Cell lines were suspended at 1 × 106/100 μl in PBS and stained with anti-hDR-4, DR-5 (1/20) or isotype control for 30 min on ice. Cells were washed in PBS, stained with anti-IgG-PE (1/200) for 30 min on ice, washed and analyzed on a Canto II (Becton Dickinson) flow cytometer.

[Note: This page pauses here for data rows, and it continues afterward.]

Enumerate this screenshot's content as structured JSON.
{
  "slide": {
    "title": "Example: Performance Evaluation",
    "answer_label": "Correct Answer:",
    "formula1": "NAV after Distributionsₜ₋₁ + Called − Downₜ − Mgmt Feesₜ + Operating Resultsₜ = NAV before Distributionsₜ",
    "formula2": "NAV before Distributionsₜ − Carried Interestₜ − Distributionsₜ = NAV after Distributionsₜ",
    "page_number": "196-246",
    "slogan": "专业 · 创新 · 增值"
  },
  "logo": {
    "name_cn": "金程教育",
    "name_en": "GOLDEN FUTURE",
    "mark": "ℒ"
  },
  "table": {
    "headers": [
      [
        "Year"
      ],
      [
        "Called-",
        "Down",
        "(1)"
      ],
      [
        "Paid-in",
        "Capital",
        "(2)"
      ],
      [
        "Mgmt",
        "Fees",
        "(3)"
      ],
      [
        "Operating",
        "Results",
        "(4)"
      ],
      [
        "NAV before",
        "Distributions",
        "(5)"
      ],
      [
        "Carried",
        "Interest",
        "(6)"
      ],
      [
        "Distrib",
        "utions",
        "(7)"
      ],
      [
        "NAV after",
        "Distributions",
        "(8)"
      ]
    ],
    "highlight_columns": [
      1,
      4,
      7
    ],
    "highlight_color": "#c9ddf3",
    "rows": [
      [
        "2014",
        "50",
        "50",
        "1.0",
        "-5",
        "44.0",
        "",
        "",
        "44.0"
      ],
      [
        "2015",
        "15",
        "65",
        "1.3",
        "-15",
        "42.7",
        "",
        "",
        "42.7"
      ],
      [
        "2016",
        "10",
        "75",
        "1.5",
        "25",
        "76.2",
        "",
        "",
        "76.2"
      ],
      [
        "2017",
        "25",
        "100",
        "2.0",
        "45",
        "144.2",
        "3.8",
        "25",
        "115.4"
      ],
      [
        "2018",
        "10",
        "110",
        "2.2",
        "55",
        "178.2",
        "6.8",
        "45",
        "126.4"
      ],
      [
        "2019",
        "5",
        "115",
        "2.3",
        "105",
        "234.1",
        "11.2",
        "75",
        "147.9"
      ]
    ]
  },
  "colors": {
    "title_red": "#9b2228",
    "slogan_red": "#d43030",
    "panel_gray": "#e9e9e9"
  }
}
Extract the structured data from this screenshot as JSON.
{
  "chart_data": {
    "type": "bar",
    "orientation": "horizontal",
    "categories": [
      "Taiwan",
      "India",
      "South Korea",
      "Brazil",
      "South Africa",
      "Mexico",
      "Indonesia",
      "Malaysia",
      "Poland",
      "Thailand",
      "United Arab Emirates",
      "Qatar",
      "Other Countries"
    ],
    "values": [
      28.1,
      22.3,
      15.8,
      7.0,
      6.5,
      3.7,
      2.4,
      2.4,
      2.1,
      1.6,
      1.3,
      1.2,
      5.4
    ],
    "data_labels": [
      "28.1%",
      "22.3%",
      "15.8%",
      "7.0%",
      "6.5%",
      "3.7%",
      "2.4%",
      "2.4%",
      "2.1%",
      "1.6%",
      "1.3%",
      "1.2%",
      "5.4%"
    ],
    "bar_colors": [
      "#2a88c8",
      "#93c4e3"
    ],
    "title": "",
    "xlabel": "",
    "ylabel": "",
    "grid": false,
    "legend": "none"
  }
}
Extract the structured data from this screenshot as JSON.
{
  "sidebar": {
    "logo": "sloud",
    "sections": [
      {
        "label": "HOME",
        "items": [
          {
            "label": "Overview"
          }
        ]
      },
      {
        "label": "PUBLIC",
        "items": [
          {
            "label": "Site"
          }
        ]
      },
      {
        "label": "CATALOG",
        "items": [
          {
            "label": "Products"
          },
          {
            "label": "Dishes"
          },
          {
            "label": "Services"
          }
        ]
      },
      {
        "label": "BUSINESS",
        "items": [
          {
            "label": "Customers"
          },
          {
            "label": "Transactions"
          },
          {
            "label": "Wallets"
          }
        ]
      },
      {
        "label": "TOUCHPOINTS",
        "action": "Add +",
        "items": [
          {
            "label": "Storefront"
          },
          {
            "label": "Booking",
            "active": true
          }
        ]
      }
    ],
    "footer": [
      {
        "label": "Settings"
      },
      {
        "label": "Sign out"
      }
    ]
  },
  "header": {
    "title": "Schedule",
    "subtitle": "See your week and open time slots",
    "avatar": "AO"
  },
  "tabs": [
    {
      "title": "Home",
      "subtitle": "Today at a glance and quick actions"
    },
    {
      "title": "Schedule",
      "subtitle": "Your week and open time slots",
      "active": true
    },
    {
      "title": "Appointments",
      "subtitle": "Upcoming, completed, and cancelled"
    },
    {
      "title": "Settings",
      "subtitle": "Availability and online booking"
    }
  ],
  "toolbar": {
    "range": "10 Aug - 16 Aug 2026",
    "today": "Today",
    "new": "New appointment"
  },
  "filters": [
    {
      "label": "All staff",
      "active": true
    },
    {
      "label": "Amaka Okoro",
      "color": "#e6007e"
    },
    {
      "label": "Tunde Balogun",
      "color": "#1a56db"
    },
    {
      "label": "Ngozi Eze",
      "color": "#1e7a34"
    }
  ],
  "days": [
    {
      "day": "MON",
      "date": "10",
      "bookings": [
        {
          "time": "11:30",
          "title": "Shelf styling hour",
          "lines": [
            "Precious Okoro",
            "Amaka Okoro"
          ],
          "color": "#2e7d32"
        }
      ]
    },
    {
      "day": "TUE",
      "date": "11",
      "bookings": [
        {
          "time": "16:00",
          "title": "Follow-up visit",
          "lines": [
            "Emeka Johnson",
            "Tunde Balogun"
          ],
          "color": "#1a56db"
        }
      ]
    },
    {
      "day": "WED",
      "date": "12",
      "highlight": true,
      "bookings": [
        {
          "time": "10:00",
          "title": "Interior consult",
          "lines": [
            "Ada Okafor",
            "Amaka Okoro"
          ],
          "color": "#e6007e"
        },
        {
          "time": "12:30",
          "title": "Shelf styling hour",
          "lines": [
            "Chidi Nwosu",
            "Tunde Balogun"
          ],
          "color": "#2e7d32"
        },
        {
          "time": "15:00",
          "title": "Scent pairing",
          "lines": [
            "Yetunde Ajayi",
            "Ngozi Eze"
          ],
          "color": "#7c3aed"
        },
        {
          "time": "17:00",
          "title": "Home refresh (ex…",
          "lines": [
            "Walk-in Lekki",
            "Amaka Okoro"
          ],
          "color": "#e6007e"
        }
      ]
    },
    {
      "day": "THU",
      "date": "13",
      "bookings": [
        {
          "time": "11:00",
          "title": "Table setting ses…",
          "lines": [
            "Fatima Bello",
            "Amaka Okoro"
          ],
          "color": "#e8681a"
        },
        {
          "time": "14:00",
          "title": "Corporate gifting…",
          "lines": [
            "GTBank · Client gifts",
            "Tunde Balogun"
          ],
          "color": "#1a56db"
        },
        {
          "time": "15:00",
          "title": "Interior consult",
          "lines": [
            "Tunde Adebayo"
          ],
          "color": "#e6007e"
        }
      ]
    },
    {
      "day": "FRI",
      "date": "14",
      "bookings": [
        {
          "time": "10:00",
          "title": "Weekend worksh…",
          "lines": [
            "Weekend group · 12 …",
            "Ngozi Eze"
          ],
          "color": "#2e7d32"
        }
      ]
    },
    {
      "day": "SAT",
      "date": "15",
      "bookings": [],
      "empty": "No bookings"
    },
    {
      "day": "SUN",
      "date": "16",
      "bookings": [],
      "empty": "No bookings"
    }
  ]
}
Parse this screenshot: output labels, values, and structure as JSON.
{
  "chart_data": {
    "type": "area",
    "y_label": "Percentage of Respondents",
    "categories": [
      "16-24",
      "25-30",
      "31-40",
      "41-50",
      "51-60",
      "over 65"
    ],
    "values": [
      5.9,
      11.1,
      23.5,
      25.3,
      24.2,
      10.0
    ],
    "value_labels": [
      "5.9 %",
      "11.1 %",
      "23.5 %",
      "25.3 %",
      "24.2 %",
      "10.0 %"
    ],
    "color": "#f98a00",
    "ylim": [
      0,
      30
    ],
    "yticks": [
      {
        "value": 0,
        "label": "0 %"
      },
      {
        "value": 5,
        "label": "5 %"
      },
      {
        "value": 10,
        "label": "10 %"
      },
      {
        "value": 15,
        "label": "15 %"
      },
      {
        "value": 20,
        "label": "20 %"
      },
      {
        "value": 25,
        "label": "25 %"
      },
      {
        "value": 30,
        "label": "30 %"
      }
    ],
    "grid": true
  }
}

Therapeutic assessment of antitumor agents

Recipient C57BL/6 mice (typically n=10 per intended treatment cohort) were injected intravenously with Vk*MYC MM cells (2–5 × 105 per mouse) following conditioning with two fractions of 3 Gy irradiation. Mice were monitored for the onset of paraproteinemia by periodic serum protein electrophoresis (SPEP). Mice with established paraproteinemia (>5% of total protein) were grouped based on approximately equal mean paraprotein levels and randomly assigned to treatment groups. For determination of ‘on-target' toxicity in response to MD5-1 treatment, Vk*MYC tumor was transplanted into C57BL/6.DR5−/− mice.

Mice bearing Vk*MYC tumor were treated for 4 weeks as follows: (a) vehicle (D5W, 200 μl daily), panobinostat (25 mg/kg days 1–4, then 15 mg/kg 5 days per week); (b) panobinostat (10, 7.5 or 5 mg/kg, 5 days per week, intraperitoneally), ABT-737 (75 or 50 mg/kg, intraperitoneally, two times daily), or the combination of both agents; (c) monoclonal control antibody (UC8-1B9, 50 μg per mouse) in D5W, panobinostat (10 g or 7.5 mg/kg), anti-mouse agonistic anti-TRAIL antibody MD5-1 (50 μg per mouse or 25 μg per mouse) or the combination of both agents; and (d) panobinostat (10 mg/kg 5days per week, intraperitoneally), 5-AZA (5 mg/kg, two times daily, 12 days, intraperitoneally) or the combination of both agents. Therapeutic efficacy was assessed by serial SPEP obtained by retro-orbital sampling or tail grazing. Mice were culled by cervical dislocation at predetermined end points, including hind limb paralysis, cachexia and hunching.

Mice were maintained under specific pathogen-free conditions and used in accordance with the institutional guidelines of the Peter MacCallum Cancer Centre. Animal care was provided in accordance with the procedures outlined in the National Institutes of Health Guide for the Care and Use of Laboratory Animals.

Assessment of DR-5 expression on Vk*MYC tumor

Bone marrow suspensions from mice bearing transplanted Vk*MYC tumor were washed (2% FBS in PBS), red cell lysed and stained with anti-mB220-FITC (1/400), anti-mCD138-PE (1/500), anti-IgD-Pacblue (1/300), biotin-labeled anti-mDR5 (1/500) or isotype control (Armenian hamster IgG, 1/500). Plates were set on ice for 30 min, washed and stained with streptavidin-labeled secondary antibody conjugated to APC on ice for 30 min. Following two washes, cells were resuspended in PBS containing fluorogold (1/3000) and assessed for DR5 expression using an LSR II flow cytometer (Becton Dickinson).

Statistics

The sensitivity of MM cell lines to tested agents were compared using GraphPad software (Prism, GraphPad Software Inc., La Jolla, CA, USA). Combination drug experiments were assessed for synergy, additivity or antagonism using Calcusyn (Biosoft, Cambridge, UK), which uses the median-effect equation of Chou and Talalay.[54] Statistical analyses of in vivo therapy assays were performed using one-way analysis of variances (ANOVA) with post hoc tests. Median survival between treatment groups were compared using Kaplan–Meier curves and the GraphPad software. Significance was assumed with P<0.05.